Kontrak Berjangka Dow Jones Industrial Average rally bolak-balik saat pemantulan chip memudar ke dalam IHK
| |terjemahan otomatisLihat Artikel Asli- Dow menghapus kenaikan awal yang kuat dan berbalik turun saat rebound semikonduktor kehilangan momentum.
- Minyak Mentah yang lebih murah dan data perumahan yang kuat memberikan dorongan awal pada ekuitas yang tidak bertahan lama.
- Rilis IHK besok menjadi sorotan dalam kalender inflasi yang padat, dan para pedagang mengurangi risiko menjelang rilis tersebut.
Dow Jones Industrial Average (DJIA) menghabiskan hari Selasa untuk membuktikan bahwa pemantulan satu hari tidak sama dengan titik terendah. Kontrak berjangka naik selama sesi malam dan pra-pasar, didorong oleh rebound semikonduktor dan penurunan harga Minyak Mentah, naik hingga awal sore, kemudian langsung menabrak tembok. Dari puncak sesi sekitar 51.250, indeks menurun sekitar 820 poin ke level terendah sekitar 50.450 sebelum stabil dekat 50.500, meninggalkan rally hari itu hanya sebagai perjalanan bolak-balik. Untuk indeks yang hampir tidak memiliki saham chip yang melakukan pengangkatan berat di tempat lain, ini adalah jebakan yang familiar: ketika pasar luas berbalik, Dow ikut terseret apakah komponennya pantas atau tidak.

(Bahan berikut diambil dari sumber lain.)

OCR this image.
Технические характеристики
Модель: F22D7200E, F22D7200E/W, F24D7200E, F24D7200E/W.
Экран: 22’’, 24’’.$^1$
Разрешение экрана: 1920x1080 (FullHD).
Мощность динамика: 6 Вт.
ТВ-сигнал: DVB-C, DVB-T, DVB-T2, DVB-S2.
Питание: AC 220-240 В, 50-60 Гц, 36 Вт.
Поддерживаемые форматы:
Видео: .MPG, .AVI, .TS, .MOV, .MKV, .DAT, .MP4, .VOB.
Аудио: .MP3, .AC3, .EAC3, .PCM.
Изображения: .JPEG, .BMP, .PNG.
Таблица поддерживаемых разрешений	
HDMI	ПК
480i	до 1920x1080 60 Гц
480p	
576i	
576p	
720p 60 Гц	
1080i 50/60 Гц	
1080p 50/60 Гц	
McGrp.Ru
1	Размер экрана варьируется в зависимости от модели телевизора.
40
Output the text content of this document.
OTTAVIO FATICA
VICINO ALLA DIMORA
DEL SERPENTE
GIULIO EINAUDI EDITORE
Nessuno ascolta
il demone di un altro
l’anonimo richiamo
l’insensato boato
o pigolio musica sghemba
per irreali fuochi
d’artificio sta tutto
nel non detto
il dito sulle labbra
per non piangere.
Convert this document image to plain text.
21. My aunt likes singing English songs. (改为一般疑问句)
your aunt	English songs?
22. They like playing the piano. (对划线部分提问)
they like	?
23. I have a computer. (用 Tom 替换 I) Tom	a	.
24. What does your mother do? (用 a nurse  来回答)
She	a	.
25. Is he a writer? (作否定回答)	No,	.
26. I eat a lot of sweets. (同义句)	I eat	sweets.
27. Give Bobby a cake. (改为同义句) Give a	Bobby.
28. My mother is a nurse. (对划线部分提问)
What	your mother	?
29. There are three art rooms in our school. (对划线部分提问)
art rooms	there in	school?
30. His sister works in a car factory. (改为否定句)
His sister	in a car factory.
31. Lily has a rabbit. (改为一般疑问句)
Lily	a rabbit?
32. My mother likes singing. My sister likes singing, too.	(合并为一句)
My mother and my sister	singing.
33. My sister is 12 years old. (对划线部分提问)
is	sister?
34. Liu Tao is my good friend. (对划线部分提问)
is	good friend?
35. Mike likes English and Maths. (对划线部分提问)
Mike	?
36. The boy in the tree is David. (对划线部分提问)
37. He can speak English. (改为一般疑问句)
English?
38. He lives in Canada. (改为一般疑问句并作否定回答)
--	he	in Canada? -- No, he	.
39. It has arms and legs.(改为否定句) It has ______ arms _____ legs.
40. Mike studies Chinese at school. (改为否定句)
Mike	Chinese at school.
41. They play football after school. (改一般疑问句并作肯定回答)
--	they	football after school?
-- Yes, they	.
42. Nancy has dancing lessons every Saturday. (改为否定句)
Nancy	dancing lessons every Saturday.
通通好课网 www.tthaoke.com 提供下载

Rebound chip dengan masa simpan pendek
Rebound pada hari Senin di dana yang diperdagangkan di bursa (ETF) semikonduktor utama terlihat seperti dead-cat bounce, dan hari Selasa mengonfirmasinya. Dana tersebut kehilangan hampir 4% setelah lonjakan hampir 6% pada hari Senin, yang merupakan reaksi dari sesi terburuk untuk chip dalam beberapa tahun terakhir pada hari Jumat lalu. Pasar ingin menganggap kejatuhan itu sebagai kapitulasi dan rebound sebagai titik terendah, tetapi para pembeli terus gagal melanjutkan. Masalah yang lebih dalam adalah suku bunga: laporan Nonfarm Payrolls (NFP) Jumat yang jauh lebih kuat dari perkiraan mendorong imbal hasil Treasury naik dan meningkatkan peluang pengetatan lebih lanjut oleh Federal Reserve (The Fed), dan perdagangan kecerdasan buatan yang dibangun dengan uang murah dan pinjaman besar tidak menikmati latar belakang tersebut. Dow bukan indeks chip, tetapi tidak bisa lepas dari gravitasi saat para pemimpin berbalik arah.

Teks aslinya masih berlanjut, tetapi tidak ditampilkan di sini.